This does represent a significant step forward for the Paris agreement. In December 2015, more than 190 countries adopted the most ambitious climate change agreement in history. For it to take effect and “enter into force,” at least 55 countries representing at least 55% of global emissions need to formally join. The moves by the U.S. and China represent around 40% of global emissions and more than 55 countries have already joined or publicly committed to work toward it this year.
Negotiators structured the Paris agreement in such a way that the countries’ individual targets after 2020 for greenhouse gas (GHG) emissions would not be binding. So, the final Paris agreement adopts a vague mechanism that requires countries to announce targets and demonstrate progress, essentially relying on peer pressure to hold the signatories’ feet to the fire. The United States has previously committed to publishing its strategy this year, and now China has committed to prepare its strategy as “early as possible.”
Both countries highlighted actions that each side will take domestically to tackle climate change and promote the “transition toward low-carbon and climate-resilient economies.” That’s the environmentally correct way of saying the U.S. will further curtail coal use (See Dateline Washington, p. 12). The U.S. also touted its investment tax credits to generate 100 gigawatts of renewable energy over the next five years, among other moves.
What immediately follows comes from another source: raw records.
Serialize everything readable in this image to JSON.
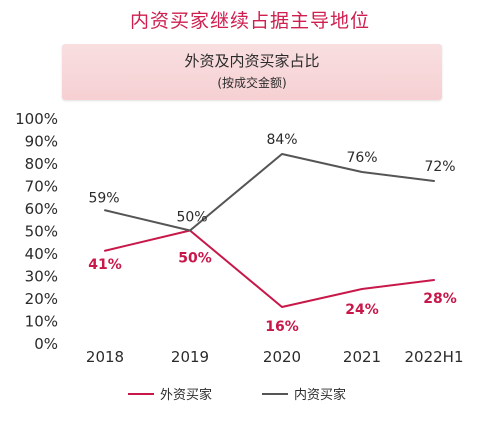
{
  "page_title": "内资买家继续占据主导地位",
  "chart_data": {
    "type": "line",
    "title": "外资及内资买家占比",
    "subtitle": "(按成交金额)",
    "categories": [
      "2018",
      "2019",
      "2020",
      "2021",
      "2022H1"
    ],
    "ylim": [
      0,
      100
    ],
    "yticks": [
      "0%",
      "10%",
      "20%",
      "30%",
      "40%",
      "50%",
      "60%",
      "70%",
      "80%",
      "90%",
      "100%"
    ],
    "grid": false,
    "legend_position": "bottom",
    "series": [
      {
        "name": "外资买家",
        "values": [
          41,
          50,
          16,
          24,
          28
        ],
        "labels": [
          "41%",
          "50%",
          "16%",
          "24%",
          "28%"
        ],
        "color": "#c8184a"
      },
      {
        "name": "内资买家",
        "values": [
          59,
          50,
          84,
          76,
          72
        ],
        "labels": [
          "59%",
          "50%",
          "84%",
          "76%",
          "72%"
        ],
        "color": "#555555"
      }
    ]
  }
}
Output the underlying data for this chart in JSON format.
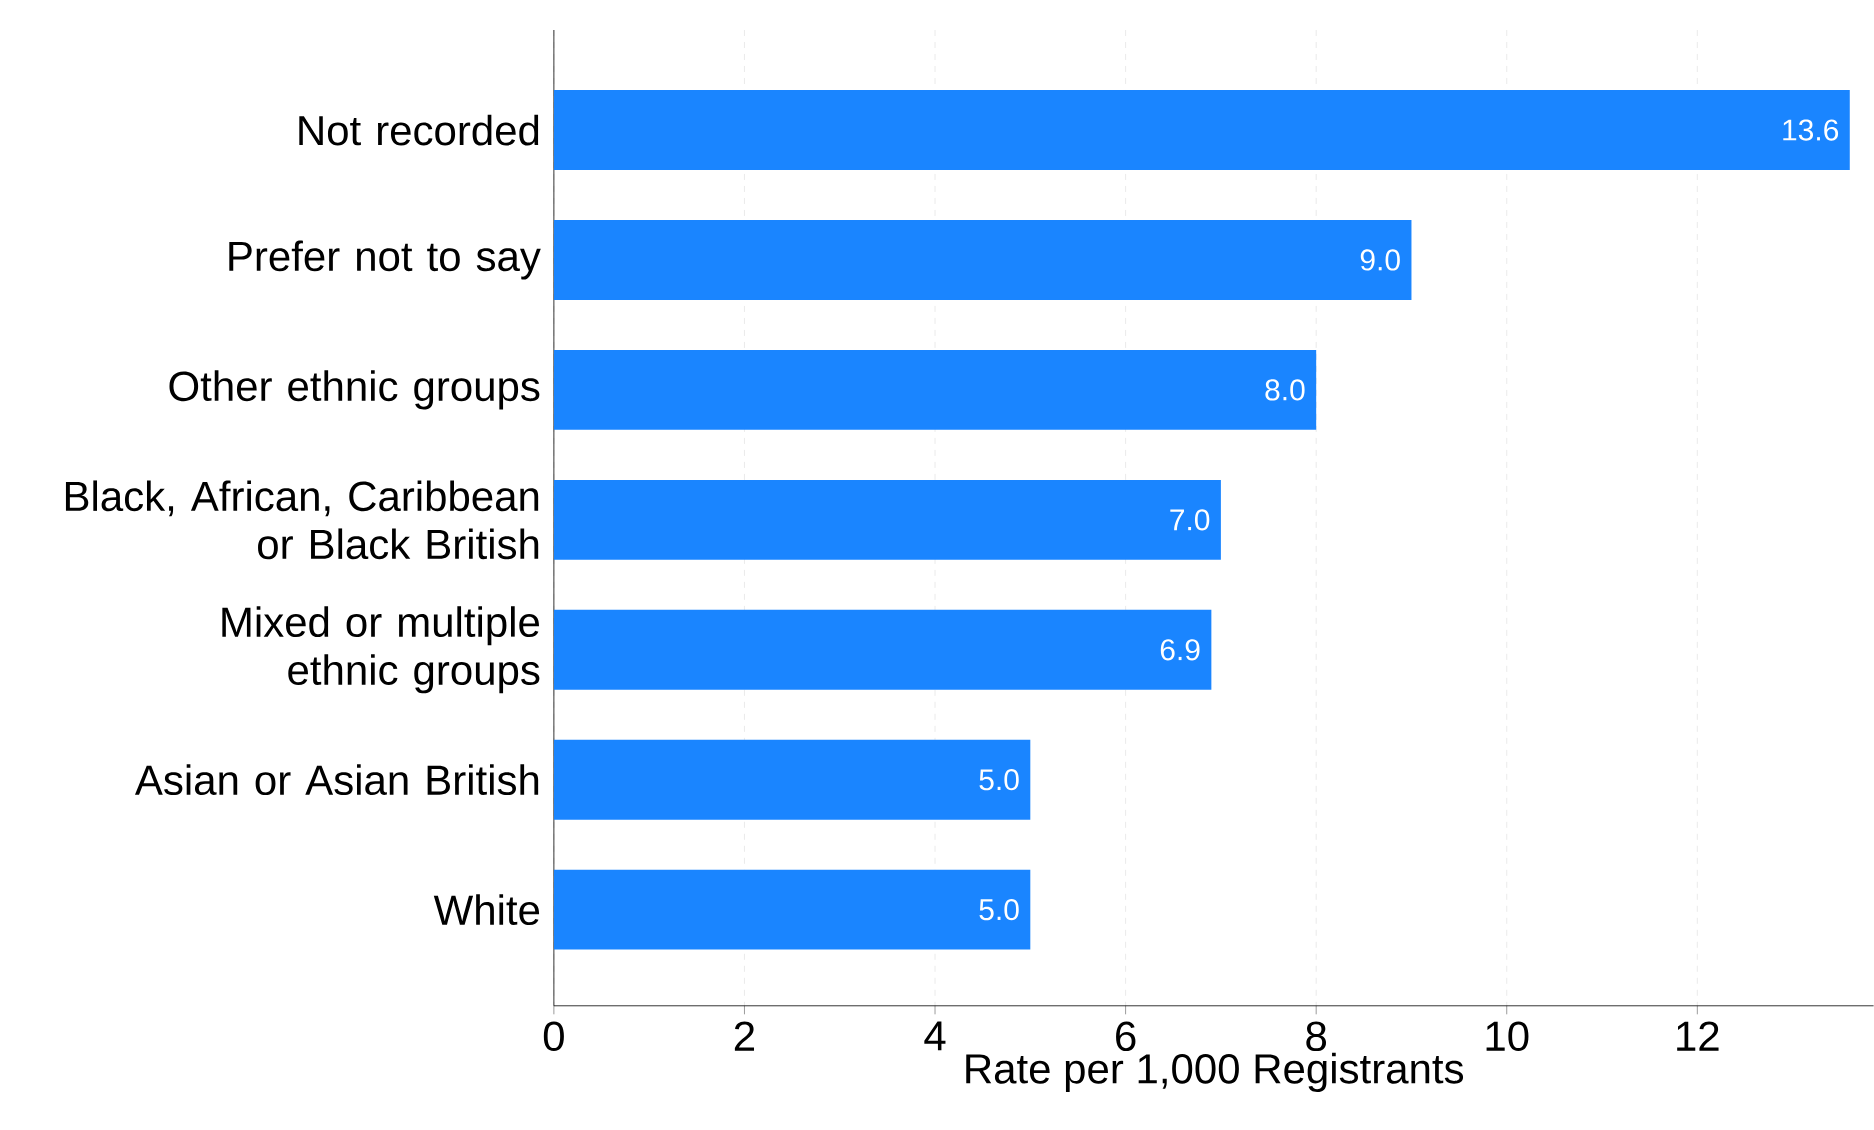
{
  "chart_data": {
    "type": "bar",
    "orientation": "horizontal",
    "xlabel": "Rate per 1,000 Registrants",
    "categories": [
      "Not recorded",
      "Prefer not to say",
      "Other ethnic groups",
      "Black, African, Caribbean or Black British",
      "Mixed or multiple ethnic groups",
      "Asian or Asian British",
      "White"
    ],
    "values": [
      13.6,
      9.0,
      8.0,
      7.0,
      6.9,
      5.0,
      5.0
    ],
    "value_labels": [
      "13.6",
      "9.0",
      "8.0",
      "7.0",
      "6.9",
      "5.0",
      "5.0"
    ],
    "color": "#1a85ff",
    "xlim": [
      0,
      13.85
    ],
    "xticks": [
      0,
      2,
      4,
      6,
      8,
      10,
      12
    ],
    "grid": "x"
  }
}
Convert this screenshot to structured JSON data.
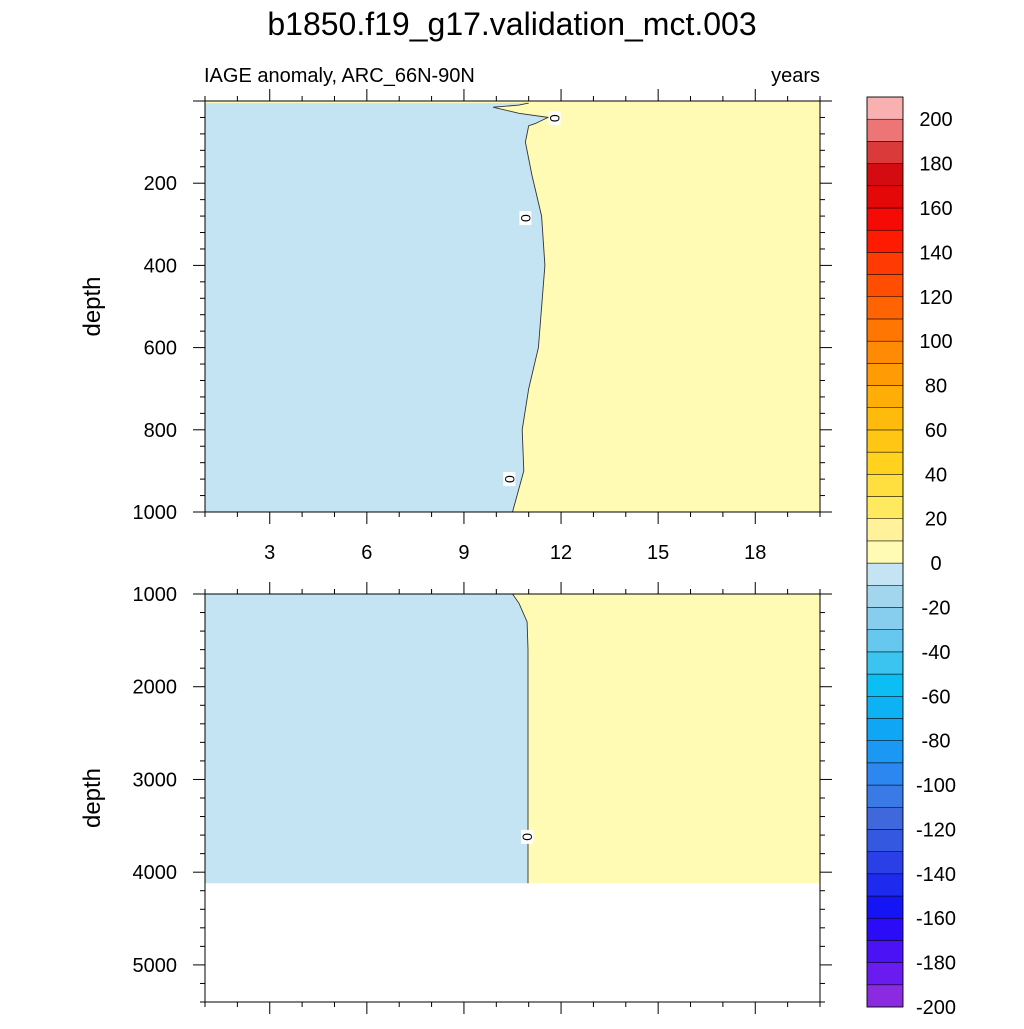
{
  "chart_data": {
    "type": "contour",
    "title": "b1850.f19_g17.validation_mct.003",
    "colorbar": {
      "levels": [
        -200,
        -190,
        -180,
        -170,
        -160,
        -150,
        -140,
        -130,
        -120,
        -110,
        -100,
        -90,
        -80,
        -70,
        -60,
        -50,
        -40,
        -30,
        -20,
        -10,
        0,
        10,
        20,
        30,
        40,
        50,
        60,
        70,
        80,
        90,
        100,
        110,
        120,
        130,
        140,
        150,
        160,
        170,
        180,
        190,
        200
      ],
      "labels": [
        "200",
        "180",
        "160",
        "140",
        "120",
        "100",
        "80",
        "60",
        "40",
        "20",
        "0",
        "-20",
        "-40",
        "-60",
        "-80",
        "-100",
        "-120",
        "-140",
        "-160",
        "-180",
        "-200"
      ],
      "colors_bottom_to_top": [
        "#8a2be2",
        "#6a1cf0",
        "#4c12f6",
        "#2a0cf8",
        "#1414f5",
        "#1e2aee",
        "#2a40e6",
        "#3558e0",
        "#3e68dc",
        "#3a7ae6",
        "#2c88f0",
        "#1a98f4",
        "#10a6f6",
        "#0db2f5",
        "#0bbef4",
        "#3cc4f0",
        "#66c8ee",
        "#86cdee",
        "#a2d6ee",
        "#c5e4f3",
        "#fffbb4",
        "#fff29a",
        "#ffe95f",
        "#ffdf40",
        "#ffd21e",
        "#ffc713",
        "#ffbb0c",
        "#ffad07",
        "#ff9c05",
        "#ff8a03",
        "#ff7602",
        "#ff6302",
        "#ff4e02",
        "#ff3a02",
        "#ff1a02",
        "#f50a05",
        "#e50808",
        "#d40b10",
        "#db3a3a",
        "#ee7575",
        "#f8b0b0"
      ]
    },
    "panels": [
      {
        "id": "upper",
        "left_label": "IAGE anomaly, ARC_66N-90N",
        "right_label": "years",
        "ylabel": "depth",
        "xlim": [
          1,
          20
        ],
        "ylim": [
          0,
          1000
        ],
        "y_reversed": true,
        "x_ticks": [
          3,
          6,
          9,
          12,
          15,
          18
        ],
        "y_ticks": [
          200,
          400,
          600,
          800,
          1000
        ],
        "zero_contour": [
          {
            "x": 11.0,
            "y": 5
          },
          {
            "x": 10.7,
            "y": 10
          },
          {
            "x": 9.9,
            "y": 15
          },
          {
            "x": 10.7,
            "y": 30
          },
          {
            "x": 11.6,
            "y": 40
          },
          {
            "x": 11.2,
            "y": 55
          },
          {
            "x": 11.0,
            "y": 60
          },
          {
            "x": 10.9,
            "y": 100
          },
          {
            "x": 11.1,
            "y": 180
          },
          {
            "x": 11.4,
            "y": 280
          },
          {
            "x": 11.5,
            "y": 400
          },
          {
            "x": 11.3,
            "y": 600
          },
          {
            "x": 11.0,
            "y": 700
          },
          {
            "x": 10.8,
            "y": 800
          },
          {
            "x": 10.85,
            "y": 900
          },
          {
            "x": 10.5,
            "y": 1000
          }
        ],
        "contour_labels": [
          {
            "text": "0",
            "x": 11.8,
            "y": 42
          },
          {
            "text": "0",
            "x": 10.9,
            "y": 285
          },
          {
            "text": "0",
            "x": 10.4,
            "y": 920
          }
        ]
      },
      {
        "id": "lower",
        "ylabel": "depth",
        "xlim": [
          1,
          20
        ],
        "ylim": [
          1000,
          5400
        ],
        "y_reversed": true,
        "y_ticks": [
          1000,
          2000,
          3000,
          4000,
          5000
        ],
        "data_bottom": 4120,
        "zero_contour": [
          {
            "x": 10.5,
            "y": 1000
          },
          {
            "x": 10.7,
            "y": 1100
          },
          {
            "x": 10.95,
            "y": 1300
          },
          {
            "x": 10.98,
            "y": 1600
          },
          {
            "x": 10.98,
            "y": 2500
          },
          {
            "x": 10.98,
            "y": 4120
          }
        ],
        "contour_labels": [
          {
            "text": "0",
            "x": 10.95,
            "y": 3620
          }
        ]
      }
    ]
  }
}
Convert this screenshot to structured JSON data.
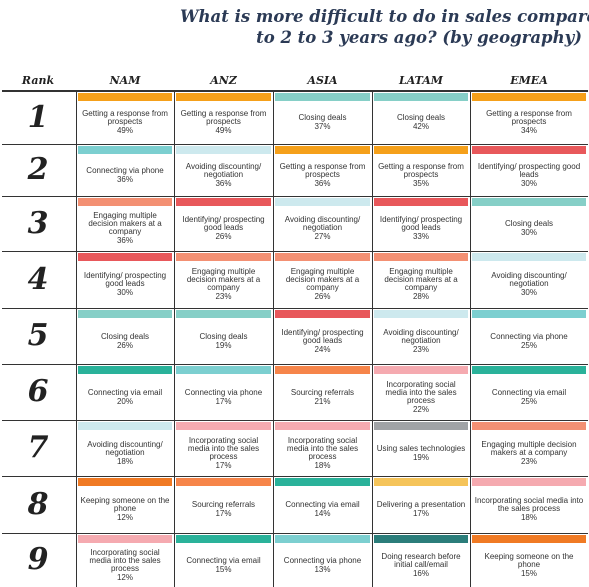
{
  "title_lines": [
    "What is more difficult to do in sales compared",
    "to 2 to 3 years ago? (by geography)"
  ],
  "chart_data": {
    "type": "table",
    "rank_header": "Rank",
    "columns": [
      "NAM",
      "ANZ",
      "ASIA",
      "LATAM",
      "EMEA"
    ],
    "ranks": [
      "1",
      "2",
      "3",
      "4",
      "5",
      "6",
      "7",
      "8",
      "9"
    ],
    "category_colors": {
      "response": "#f5a01a",
      "closing": "#86cfc7",
      "phone": "#7ccfd0",
      "discount": "#cde9ee",
      "identify": "#e8585b",
      "engage": "#f39073",
      "email": "#2ab29a",
      "social": "#f5aab0",
      "referrals": "#f6854a",
      "keeping": "#f07a24",
      "techno": "#a0a3a6",
      "present": "#f5c45a",
      "research": "#2b7d7a"
    },
    "cells": [
      [
        {
          "label": "Getting a response from prospects",
          "pct": "49%",
          "cat": "response"
        },
        {
          "label": "Getting a response from prospects",
          "pct": "49%",
          "cat": "response"
        },
        {
          "label": "Closing deals",
          "pct": "37%",
          "cat": "closing"
        },
        {
          "label": "Closing deals",
          "pct": "42%",
          "cat": "closing"
        },
        {
          "label": "Getting a response from prospects",
          "pct": "34%",
          "cat": "response"
        }
      ],
      [
        {
          "label": "Connecting via phone",
          "pct": "36%",
          "cat": "phone"
        },
        {
          "label": "Avoiding discounting/ negotiation",
          "pct": "36%",
          "cat": "discount"
        },
        {
          "label": "Getting a response from prospects",
          "pct": "36%",
          "cat": "response"
        },
        {
          "label": "Getting a response from prospects",
          "pct": "35%",
          "cat": "response"
        },
        {
          "label": "Identifying/ prospecting good leads",
          "pct": "30%",
          "cat": "identify"
        }
      ],
      [
        {
          "label": "Engaging multiple decision makers at a company",
          "pct": "36%",
          "cat": "engage"
        },
        {
          "label": "Identifying/ prospecting good leads",
          "pct": "26%",
          "cat": "identify"
        },
        {
          "label": "Avoiding discounting/ negotiation",
          "pct": "27%",
          "cat": "discount"
        },
        {
          "label": "Identifying/ prospecting good leads",
          "pct": "33%",
          "cat": "identify"
        },
        {
          "label": "Closing deals",
          "pct": "30%",
          "cat": "closing"
        }
      ],
      [
        {
          "label": "Identifying/ prospecting good leads",
          "pct": "30%",
          "cat": "identify"
        },
        {
          "label": "Engaging multiple decision makers at a company",
          "pct": "23%",
          "cat": "engage"
        },
        {
          "label": "Engaging multiple decision makers at a company",
          "pct": "26%",
          "cat": "engage"
        },
        {
          "label": "Engaging multiple decision makers at a company",
          "pct": "28%",
          "cat": "engage"
        },
        {
          "label": "Avoiding discounting/ negotiation",
          "pct": "30%",
          "cat": "discount"
        }
      ],
      [
        {
          "label": "Closing deals",
          "pct": "26%",
          "cat": "closing"
        },
        {
          "label": "Closing deals",
          "pct": "19%",
          "cat": "closing"
        },
        {
          "label": "Identifying/ prospecting good leads",
          "pct": "24%",
          "cat": "identify"
        },
        {
          "label": "Avoiding discounting/ negotiation",
          "pct": "23%",
          "cat": "discount"
        },
        {
          "label": "Connecting via phone",
          "pct": "25%",
          "cat": "phone"
        }
      ],
      [
        {
          "label": "Connecting via email",
          "pct": "20%",
          "cat": "email"
        },
        {
          "label": "Connecting via phone",
          "pct": "17%",
          "cat": "phone"
        },
        {
          "label": "Sourcing referrals",
          "pct": "21%",
          "cat": "referrals"
        },
        {
          "label": "Incorporating social media into the sales process",
          "pct": "22%",
          "cat": "social"
        },
        {
          "label": "Connecting via email",
          "pct": "25%",
          "cat": "email"
        }
      ],
      [
        {
          "label": "Avoiding discounting/ negotiation",
          "pct": "18%",
          "cat": "discount"
        },
        {
          "label": "Incorporating social media into the sales process",
          "pct": "17%",
          "cat": "social"
        },
        {
          "label": "Incorporating social media into the sales process",
          "pct": "18%",
          "cat": "social"
        },
        {
          "label": "Using sales technologies",
          "pct": "19%",
          "cat": "techno"
        },
        {
          "label": "Engaging multiple decision makers at a company",
          "pct": "23%",
          "cat": "engage"
        }
      ],
      [
        {
          "label": "Keeping someone on the phone",
          "pct": "12%",
          "cat": "keeping"
        },
        {
          "label": "Sourcing referrals",
          "pct": "17%",
          "cat": "referrals"
        },
        {
          "label": "Connecting via email",
          "pct": "14%",
          "cat": "email"
        },
        {
          "label": "Delivering a presentation",
          "pct": "17%",
          "cat": "present"
        },
        {
          "label": "Incorporating social media into the sales process",
          "pct": "18%",
          "cat": "social"
        }
      ],
      [
        {
          "label": "Incorporating social media into the sales process",
          "pct": "12%",
          "cat": "social"
        },
        {
          "label": "Connecting via email",
          "pct": "15%",
          "cat": "email"
        },
        {
          "label": "Connecting via phone",
          "pct": "13%",
          "cat": "phone"
        },
        {
          "label": "Doing research before initial call/email",
          "pct": "16%",
          "cat": "research"
        },
        {
          "label": "Keeping someone on the phone",
          "pct": "15%",
          "cat": "keeping"
        }
      ]
    ]
  }
}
Likewise, China highlighted plans to reduce CO2 and energy intensity by 18% and 15%, respectively, as well as increase the share of non-fossil fuels in primary energy consumption to 15% by 2020.
Whether or not the U.S. honors the commitment hinges on the November election. Republican candidate Donald Trump and Democratic candidate Hillary Clinton have taken polar opposite positions on climate change. Clinton has vowed to continue Obama’s “war on coal.” Trump has promised to roll back many of Obama’s executive orders, including climate change measures. Libertarian candidate Gary Johnson’s position is ambiguous at best.
Any climate agreement with legally binding targets and the threat of international sanctions would have required the approval of the U.S. Congress. It would not likely pass today, but it might in the future. While the presidential race is important, there are also equally important races in tight Congressional districts. A Republican landslide will not save the coal business, but a Democratic sweep will wreak more havoc for four more years.